Glas war als Geschenk den Königen vorbehalten

Von Dietmar Kemper
Bielefeld/Petershagen (WB). Glas stärkt die Festlichkeit. Deshalb gehören schöne Gläser und Vasen zu den beliebtesten Weihnachtsgeschenken. Seit 4000 Jahren hält die Faszination an.
Der Glasbläser Rudolf Leipold fertigt in Neuhaus (Thüringen) kunstvolle gläserne Öllampen. Foto: dpa

»Glas war immer schon ein Geschenk«, weiß Michael Funk, der das Industriemuseum Glashütte Gernheim in Petershagen (Kreis Minden-Lübbecke) leitet. »Glas gibt es in vielen Formen und Farben, es glänzt, ist dekorativ, man kann daraus trinken oder etwas hinein füllen«, beschreibt Funk den Reiz des vielseitig verwendbaren durchscheinenden Materials. Bis zur Mitte des 19. Jahrhunderts, als die Massenfertigung begann, galt Glas als Kostbarkeit, als ein den Herrschern zustehendes Geschenk. Könige und Fürsten erhielten Phiolen mit wohlriechenden Ölen.

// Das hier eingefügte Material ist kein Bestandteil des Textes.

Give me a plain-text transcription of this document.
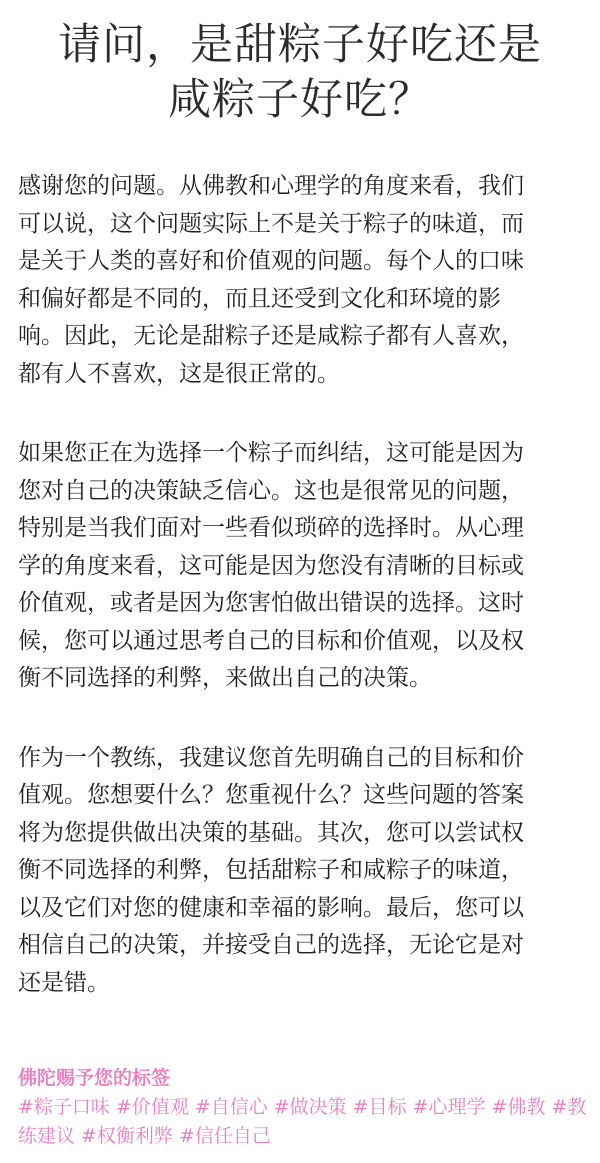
请问，是甜粽子好吃还是
咸粽子好吃？

感谢您的问题。从佛教和心理学的角度来看，我们
可以说，这个问题实际上不是关于粽子的味道，而
是关于人类的喜好和价值观的问题。每个人的口味
和偏好都是不同的，而且还受到文化和环境的影
响。因此，无论是甜粽子还是咸粽子都有人喜欢，
都有人不喜欢，这是很正常的。

如果您正在为选择一个粽子而纠结，这可能是因为
您对自己的决策缺乏信心。这也是很常见的问题，
特别是当我们面对一些看似琐碎的选择时。从心理
学的角度来看，这可能是因为您没有清晰的目标或
价值观，或者是因为您害怕做出错误的选择。这时
候，您可以通过思考自己的目标和价值观，以及权
衡不同选择的利弊，来做出自己的决策。

作为一个教练，我建议您首先明确自己的目标和价
值观。您想要什么？您重视什么？这些问题的答案
将为您提供做出决策的基础。其次，您可以尝试权
衡不同选择的利弊，包括甜粽子和咸粽子的味道，
以及它们对您的健康和幸福的影响。最后，您可以
相信自己的决策，并接受自己的选择，无论它是对
还是错。

佛陀赐予您的标签
#粽子口味 #价值观 #自信心 #做决策 #目标 #心理学 #佛教 #教
练建议 #权衡利弊 #信任自己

In der Neuzeit genossen Gläser aus Venedig höchstes Ansehen. Den Mitarbeitern der Werkstätten auf der Glasinsel Morano drohte die Todesstrafe, wenn sie Einzelheiten aus dem Herstellungsprozess verrieten. Weil es sich bei Glas um eine Rarität handelte, musste dessen Transport umso sorgfältiger vorbereitet werden. »Im 17. und 18. Jahrhundert haben die Menschen Glas in flüssige Butter eingeschmolzen, um es vor Schaden zu bewahren«, erzählt Michael Funk. Gläser seien selten benutzt und als »kalte Pracht« in Vitrinen ausgestellt worden.
Heute gibt es in Deutschland 40 Glashütten. Etwa 300 Künstler verschmelzen und bemalen Glas. In nur noch sechs Glashütten wird nach dem Mundblasverfahren gearbeitet. Die handgemachten und mundgeblasenen Stücke ragen aus der Masse der Industrieprodukte heraus, die Glas zum Allerweltsartikel machten. Trotzdem ist die Faszination ungebrochen. »Glas ist ein Trendthema, es kommt immer mehr«, hat Eva Barth-Gilhaus vom Bundesverband für den gedeckten Tisch, Hausrat und Wohnkultur in Bonn beobachtet. Glas erobere innen und außen den Wohnraum und spiele in der modernen Architektur eine zunehmend größere Rolle.
30 Prozent des Umsatzes mache der Einzelhandel in den Monaten November und Dezember. Alle Gefäße aus Glas, die sich mit Kerzen und Teelichtern kombinieren lassen, seien bei den Kunden beliebt. Die Hersteller reagierten darauf mit immer kürzeren Produktionszyklen, sagte Barth-Gilhaus: »Kollektionen werden nach nur einem Jahr ausgetauscht, die Industrie spielt mit Mode, Farbe und Lichttechnik.« Glas schmücke den Weihnachtstisch.
Es schmückt aber auch den Hals der Frauen. »Ketten aus Glasperlen sind im Kommen«, weiß Michael Funk vom Westfälischen Industriemuseum Glashütte Gernheim, das dienstags bis sonntags von 10 bis 18 Uhr geöffnet ist. Nicht nur das Museum, auch der Laden mit Nützlichem und Schönem aus Glas lohnt den Besuch und liefert Geschenkideen für Weihnachten.